Plusieurs manifestants se sont rassemblés devant le Parlement pour exprimer leur mécontentement.

« C’est une honte parce que la Norvège risque de créer un précédent », qui permettra « à d’autres pays de faire de même », s’est désolé Frode Pleym, à la tête de la branche norvégienne de Greenpeace et présent à la manifestation.

Début décembre, la coalition gouvernementale, minoritaire, s’était assurée le soutien du parti conservateur et de la droite populiste pour ouvrir graduellement et au prix d’exigences environnementales renforcées une zone de la mer du Groenland et de la mer de Barents dans l’Arctique.

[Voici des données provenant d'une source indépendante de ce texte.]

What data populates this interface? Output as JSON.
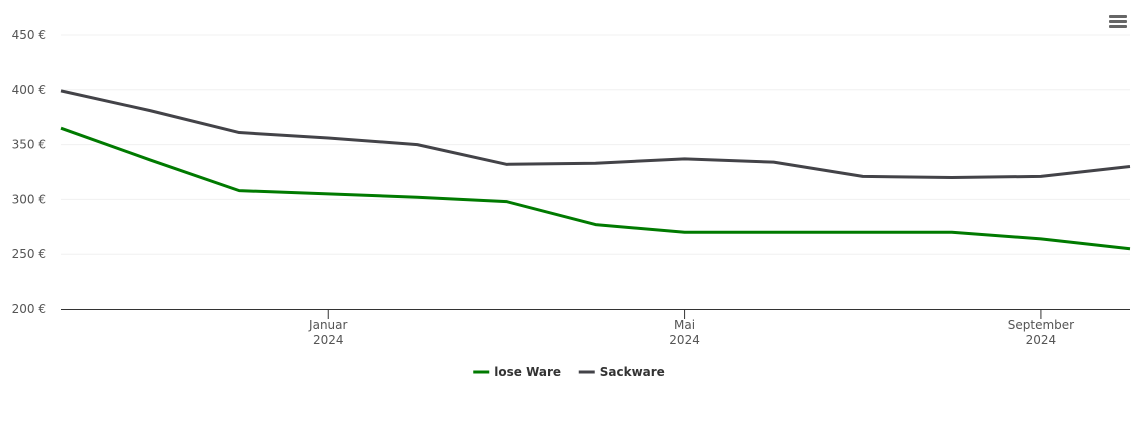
{
  "chart_data": {
    "type": "line",
    "x": [
      "2023-10",
      "2023-11",
      "2023-12",
      "2024-01",
      "2024-02",
      "2024-03",
      "2024-04",
      "2024-05",
      "2024-06",
      "2024-07",
      "2024-08",
      "2024-09",
      "2024-10"
    ],
    "xlim": [
      "2023-10",
      "2024-10"
    ],
    "xticks": [
      {
        "value": "2024-01",
        "label": [
          "Januar",
          "2024"
        ]
      },
      {
        "value": "2024-05",
        "label": [
          "Mai",
          "2024"
        ]
      },
      {
        "value": "2024-09",
        "label": [
          "September",
          "2024"
        ]
      }
    ],
    "ylim": [
      200,
      450
    ],
    "yticks": [
      {
        "value": 200,
        "label": "200 €"
      },
      {
        "value": 250,
        "label": "250 €"
      },
      {
        "value": 300,
        "label": "300 €"
      },
      {
        "value": 350,
        "label": "350 €"
      },
      {
        "value": 400,
        "label": "400 €"
      },
      {
        "value": 450,
        "label": "450 €"
      }
    ],
    "grid": true,
    "legend": "bottom",
    "series": [
      {
        "name": "lose Ware",
        "color": "#007a00",
        "values": [
          365,
          336,
          308,
          305,
          302,
          298,
          277,
          270,
          270,
          270,
          270,
          264,
          255
        ]
      },
      {
        "name": "Sackware",
        "color": "#434348",
        "values": [
          399,
          381,
          361,
          356,
          350,
          332,
          333,
          337,
          334,
          321,
          320,
          321,
          330
        ]
      }
    ]
  }
}
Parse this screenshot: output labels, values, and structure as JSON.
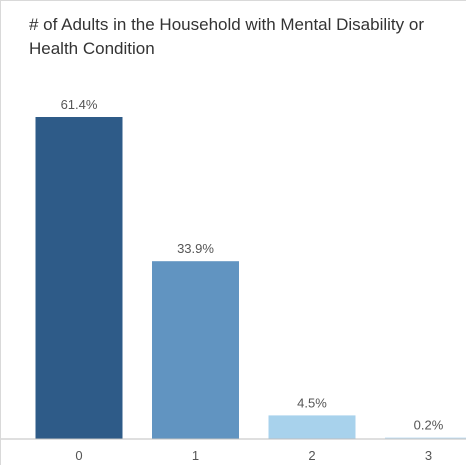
{
  "chart_data": {
    "type": "bar",
    "title": "# of Adults in the Household with Mental Disability or Health Condition",
    "xlabel": "",
    "ylabel": "",
    "categories": [
      "0",
      "1",
      "2",
      "3"
    ],
    "values": [
      61.4,
      33.9,
      4.5,
      0.2
    ],
    "labels": [
      "61.4%",
      "33.9%",
      "4.5%",
      "0.2%"
    ],
    "colors": [
      "#2e5b88",
      "#6194c1",
      "#a8d2ec",
      "#c4e2f4"
    ],
    "ylim": [
      0,
      61.4
    ],
    "grid": false,
    "legend": "none"
  }
}
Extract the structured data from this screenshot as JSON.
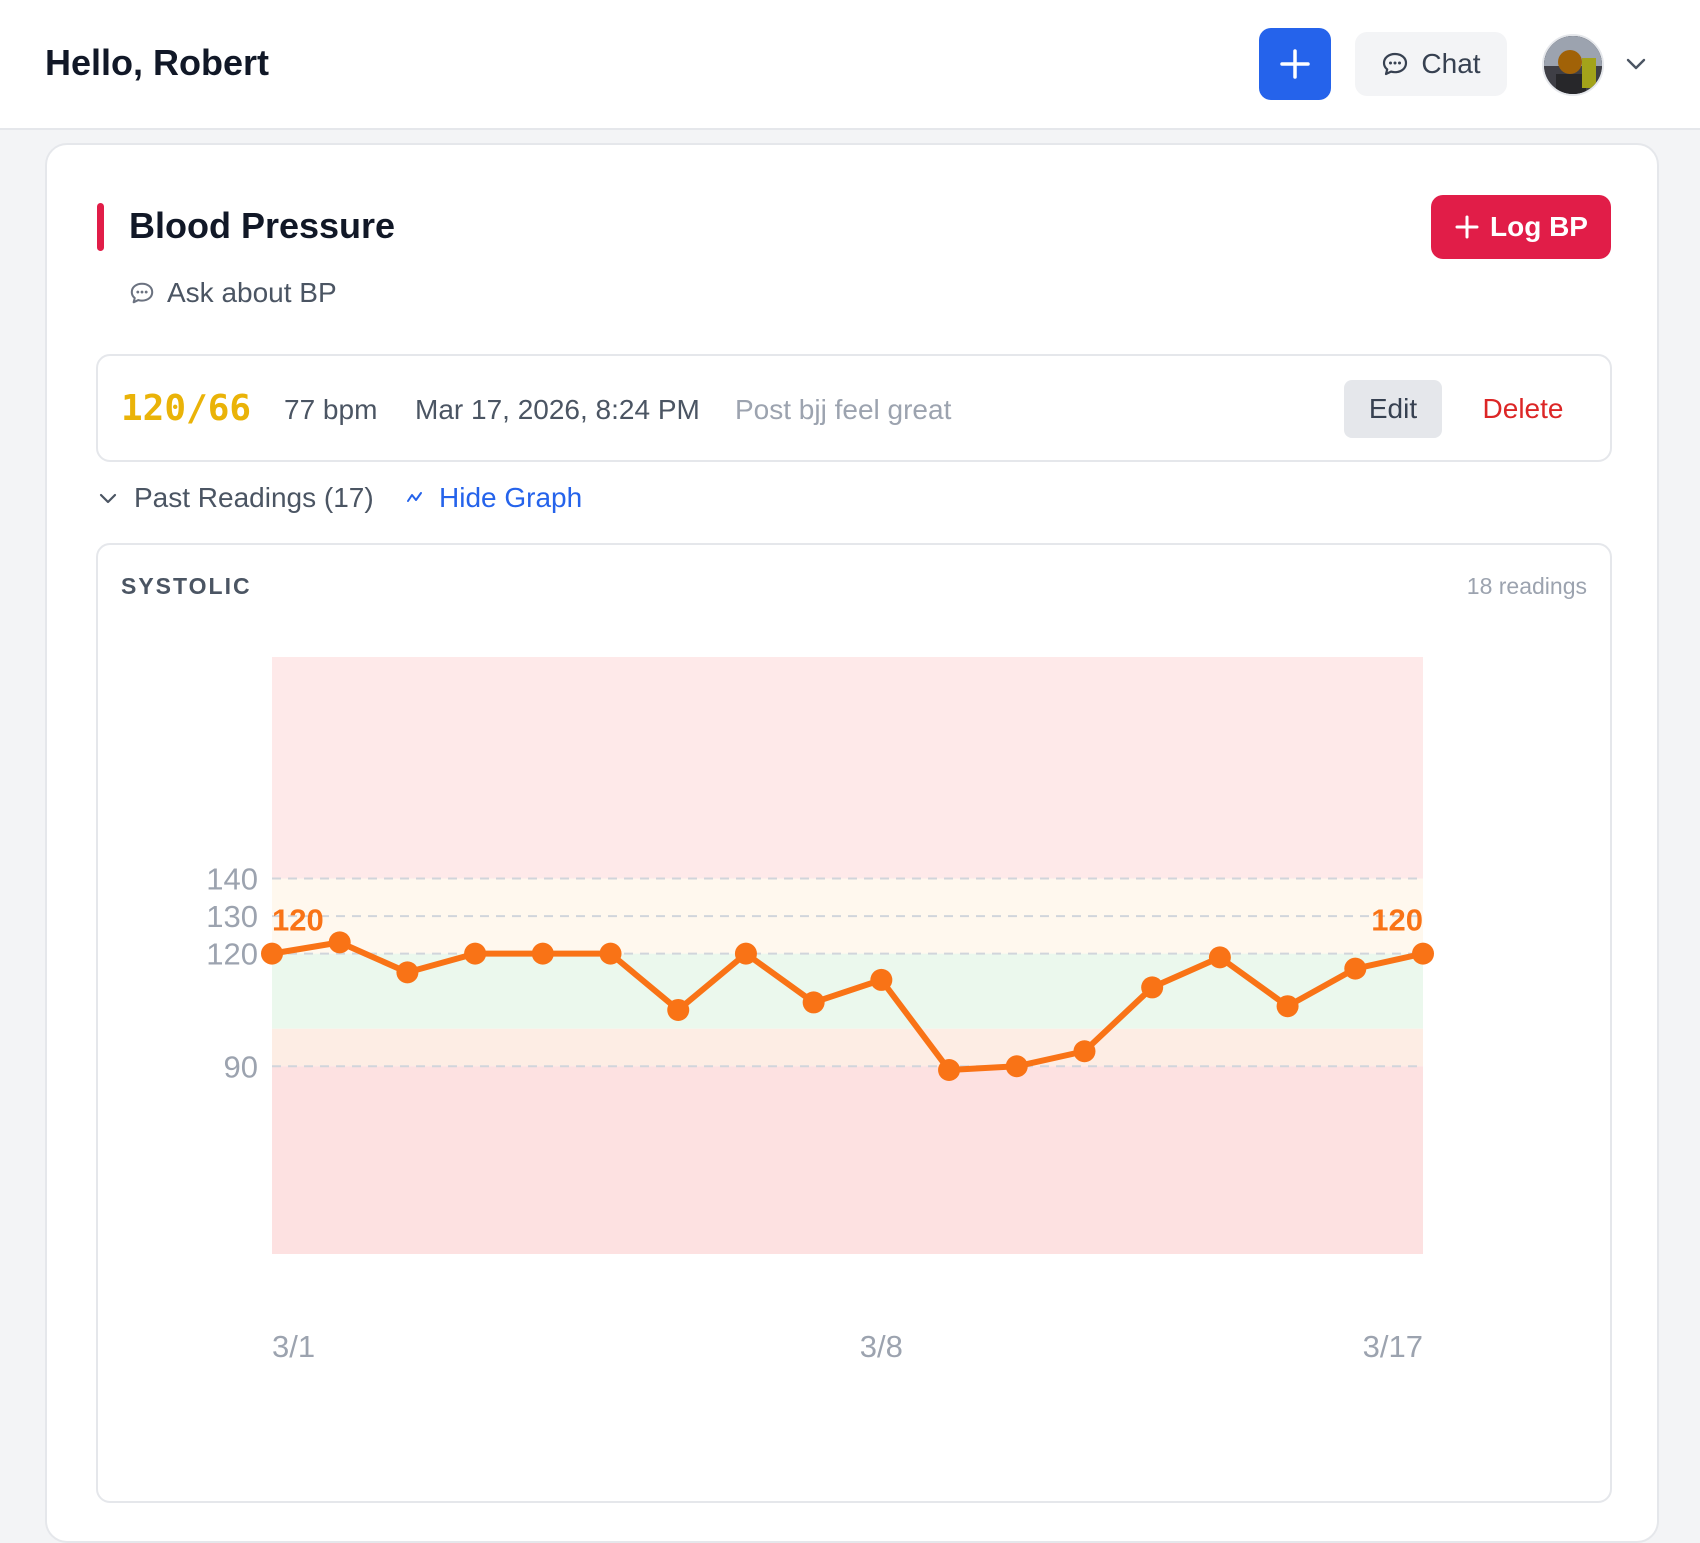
{
  "header": {
    "greeting": "Hello, Robert",
    "add_icon": "plus-icon",
    "chat_label": "Chat",
    "chat_icon": "chat-bubble-icon",
    "profile_menu_icon": "chevron-down-icon"
  },
  "card": {
    "title": "Blood Pressure",
    "accent_color": "#e11d48",
    "log_button_label": "Log BP",
    "ask_label": "Ask about BP",
    "latest": {
      "bp": "120/66",
      "bpm": "77 bpm",
      "datetime": "Mar 17, 2026, 8:24 PM",
      "note": "Post bjj feel great",
      "edit_label": "Edit",
      "delete_label": "Delete"
    },
    "past_readings_label": "Past Readings (17)",
    "hide_graph_label": "Hide Graph"
  },
  "colors": {
    "primary_blue": "#2563eb",
    "accent_red": "#e11d48",
    "bp_value": "#eab308",
    "series": "#f97316",
    "delete_red": "#dc2626"
  },
  "chart_data": {
    "type": "line",
    "title": "SYSTOLIC",
    "count_label": "18 readings",
    "series": [
      {
        "values": [
          120,
          123,
          115,
          120,
          120,
          120,
          105,
          120,
          107,
          113,
          89,
          90,
          94,
          111,
          119,
          106,
          116,
          120
        ]
      }
    ],
    "y_ticks": [
      {
        "value": 140,
        "label": "140"
      },
      {
        "value": 130,
        "label": "130"
      },
      {
        "value": 120,
        "label": "120"
      },
      {
        "value": 90,
        "label": "90"
      }
    ],
    "x_ticks": [
      {
        "index": 0,
        "label": "3/1"
      },
      {
        "index": 9,
        "label": "3/8"
      },
      {
        "index": 17,
        "label": "3/17"
      }
    ],
    "ylim": [
      40,
      199
    ],
    "bands": [
      {
        "from": 140,
        "to": 199,
        "color": "#fee9e9"
      },
      {
        "from": 120,
        "to": 140,
        "color": "#fff8ee"
      },
      {
        "from": 100,
        "to": 120,
        "color": "#ebf8ed"
      },
      {
        "from": 90,
        "to": 100,
        "color": "#fdede4"
      },
      {
        "from": 40,
        "to": 90,
        "color": "#fde1e1"
      }
    ],
    "first_value_label": "120",
    "last_value_label": "120"
  }
}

La Norvège espère ainsi devenir un grand producteur mondial de minerais, nécessaire, selon le gouvernement, pour réussir sa transition énergétique.  

Cuivre, zinc, cobalt…

« Nous avons besoin de minéraux [car] nous devons mener une transition verte sous la forme de cellules et de panneaux solaires, de voitures électriques, de téléphones mobiles », avait expliqué en décembre la députée travailliste, Marianne Sivertsen Naess.

Le pays veut, en parallèle, réduire sa dépendance envers d’autres pays, comme la Russie ou la Chine – premier producteur au monde de terres rares – pour ses matières premières.

« La Norvège pourra peut-être à l’avenir contribuer à y avoir plus largement accès sans être dépendants de pays dont il n’est peut-être pas souhaitable de dépendre totalement », avait-elle ajouté.

D’après des estimations de la Direction norvégienne du pétrole, le plateau continental du pays contient très probablement d’importants gisements de minéraux, y compris du cuivre, du cobalt, du zinc et des terres rares, utiles dans la composition de batteries, turbines d’éoliennes, ordinateurs et autres téléphones portables.

« La Norvège semble avoir cette idée que l’extraction minière sera la solution pour la transition écologique, ce qui est vraiment étrange », selon Haldis Tjeldflaat Helle, de Greenpeace.

De plus en plus de pays dans le monde préfèrent au contraire s’en détourner et privilégient le principe de précaution sur cette question, faute de données suffisantes sur les risques qu’elle présente, argue la militante.  

Plusieurs pays, dont la France et le Royaume-Uni, se sont prononcés pour un moratoire sur l’extraction minière sous-marine.

Le gouvernement, de son côté, assure qu’aucun projet ne sera mis en place sans évaluation détaillée au préalable. Les premières exploitations devront être approuvées par le Parlement avant de pouvoir être mises en œuvre.

La condition : cela doit pouvoir être fait « de manière durable et raisonnable », a précisé l’élu conservateur en charge du dossier, Bård Ludvig Thorheim.